AMD Processors
Decrease font size
Increase font size
Topic Title: Guide: Lock-ups and Crashes
Topic Summary:
Created On: 01/10/2005 07:21 AM
Status: Read Only
Linear : Threading : Single : Branch
Search Topic Search Topic
Topic Tools Topic Tools
View similar topics View similar topics
View topic in raw text format. Print this topic.
 01/10/2005 07:21 AM
User is offline View Users Profile Print this message

Author Icon
Missile Maker
Senior Member

Posts: 1910
Joined: 08/05/2004

This Guide was initially written by Jan Peter in the Netherlands, and the original text can be reached by the link in my sig. I've edited the typo's, spellings, and syntax, plus updated with latest info.

All the usual warnings:

Cheers,
Missile Maker


My game just went belly up.
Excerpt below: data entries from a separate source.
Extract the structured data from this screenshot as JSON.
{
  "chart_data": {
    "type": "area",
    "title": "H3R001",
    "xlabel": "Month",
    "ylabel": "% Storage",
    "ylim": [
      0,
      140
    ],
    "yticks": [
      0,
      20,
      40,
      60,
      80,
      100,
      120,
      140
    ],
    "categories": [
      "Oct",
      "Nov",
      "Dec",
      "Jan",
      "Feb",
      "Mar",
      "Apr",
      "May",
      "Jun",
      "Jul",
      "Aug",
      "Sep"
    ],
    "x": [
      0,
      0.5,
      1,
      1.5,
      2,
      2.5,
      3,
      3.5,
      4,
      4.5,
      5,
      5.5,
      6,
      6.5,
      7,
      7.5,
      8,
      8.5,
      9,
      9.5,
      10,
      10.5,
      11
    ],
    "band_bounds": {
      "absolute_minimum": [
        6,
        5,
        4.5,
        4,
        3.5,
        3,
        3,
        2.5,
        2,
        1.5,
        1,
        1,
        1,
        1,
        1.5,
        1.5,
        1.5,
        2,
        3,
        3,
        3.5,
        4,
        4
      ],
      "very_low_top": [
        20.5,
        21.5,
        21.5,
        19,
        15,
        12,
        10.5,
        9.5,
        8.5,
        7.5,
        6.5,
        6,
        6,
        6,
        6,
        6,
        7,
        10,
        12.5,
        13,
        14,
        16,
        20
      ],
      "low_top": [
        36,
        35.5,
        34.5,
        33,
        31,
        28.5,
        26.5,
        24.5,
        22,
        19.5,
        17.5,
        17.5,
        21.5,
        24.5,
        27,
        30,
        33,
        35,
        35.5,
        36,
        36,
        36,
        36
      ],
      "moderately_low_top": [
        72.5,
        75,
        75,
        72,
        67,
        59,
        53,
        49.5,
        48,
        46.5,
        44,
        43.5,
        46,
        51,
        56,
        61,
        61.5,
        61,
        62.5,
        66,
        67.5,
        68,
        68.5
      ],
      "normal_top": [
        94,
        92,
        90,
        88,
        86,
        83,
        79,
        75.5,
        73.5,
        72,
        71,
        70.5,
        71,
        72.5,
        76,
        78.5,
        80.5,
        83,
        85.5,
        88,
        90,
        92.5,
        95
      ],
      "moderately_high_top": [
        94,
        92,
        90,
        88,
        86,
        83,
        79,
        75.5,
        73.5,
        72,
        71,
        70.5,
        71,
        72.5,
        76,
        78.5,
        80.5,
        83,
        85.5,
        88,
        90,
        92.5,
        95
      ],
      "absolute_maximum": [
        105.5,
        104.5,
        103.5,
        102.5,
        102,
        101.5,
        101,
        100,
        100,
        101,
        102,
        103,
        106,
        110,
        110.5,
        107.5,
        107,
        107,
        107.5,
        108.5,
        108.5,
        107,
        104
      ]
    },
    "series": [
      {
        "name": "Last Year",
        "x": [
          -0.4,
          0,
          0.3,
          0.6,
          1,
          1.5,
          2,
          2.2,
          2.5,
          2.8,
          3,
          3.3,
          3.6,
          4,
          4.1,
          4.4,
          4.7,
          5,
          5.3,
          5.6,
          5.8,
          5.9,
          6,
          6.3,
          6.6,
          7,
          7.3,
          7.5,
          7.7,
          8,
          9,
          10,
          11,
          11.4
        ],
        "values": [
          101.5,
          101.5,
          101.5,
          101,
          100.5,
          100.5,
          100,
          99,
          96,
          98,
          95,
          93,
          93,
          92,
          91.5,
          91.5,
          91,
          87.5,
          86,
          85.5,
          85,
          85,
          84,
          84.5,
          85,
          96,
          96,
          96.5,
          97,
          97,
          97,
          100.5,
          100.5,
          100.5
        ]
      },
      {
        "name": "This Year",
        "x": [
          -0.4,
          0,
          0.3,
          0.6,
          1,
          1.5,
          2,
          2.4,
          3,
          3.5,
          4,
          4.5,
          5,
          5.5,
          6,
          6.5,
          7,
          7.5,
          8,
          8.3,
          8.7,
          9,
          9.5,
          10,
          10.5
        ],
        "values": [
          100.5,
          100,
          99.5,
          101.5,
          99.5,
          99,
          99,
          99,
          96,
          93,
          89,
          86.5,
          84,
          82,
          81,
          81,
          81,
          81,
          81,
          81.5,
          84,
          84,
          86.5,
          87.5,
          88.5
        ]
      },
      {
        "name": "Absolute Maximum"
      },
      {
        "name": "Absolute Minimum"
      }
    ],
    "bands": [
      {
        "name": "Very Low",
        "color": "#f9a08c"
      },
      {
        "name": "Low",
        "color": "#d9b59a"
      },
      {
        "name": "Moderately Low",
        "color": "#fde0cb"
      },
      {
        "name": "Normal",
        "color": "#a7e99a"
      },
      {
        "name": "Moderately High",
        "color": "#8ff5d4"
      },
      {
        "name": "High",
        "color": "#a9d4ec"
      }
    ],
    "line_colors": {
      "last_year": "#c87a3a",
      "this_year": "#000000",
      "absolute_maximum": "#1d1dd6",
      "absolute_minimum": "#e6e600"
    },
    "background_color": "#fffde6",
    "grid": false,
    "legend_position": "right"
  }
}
What's wrong?"

Just to start off with, no program to date that actually does something significant, is completely free of errors. The games from Paradox are no exception to the rule, and will crash from time to time. What you need to understand here is that today's PC's are highly complex machines with all sorts of combinations of hardware, OS and driver software. It's just not possible (not even for Microsoft itself) to exhaustively test each and every combination. That can only be done (and even then to a certain extend only) on controlled platforms like an Apple Macintosh, a Sony Play station or a Microsoft Xbox.

Now to the failures themselves. Basically, there are three different kinds of failures.

1) At some point in the game, the game time stops advancing and 'pauses' indefinitely.
2) All of a sudden, the game stops abruptly, and you end up in the desktop.
3) All of a sudden, the PC locks up completely and becomes unresponsive to everything.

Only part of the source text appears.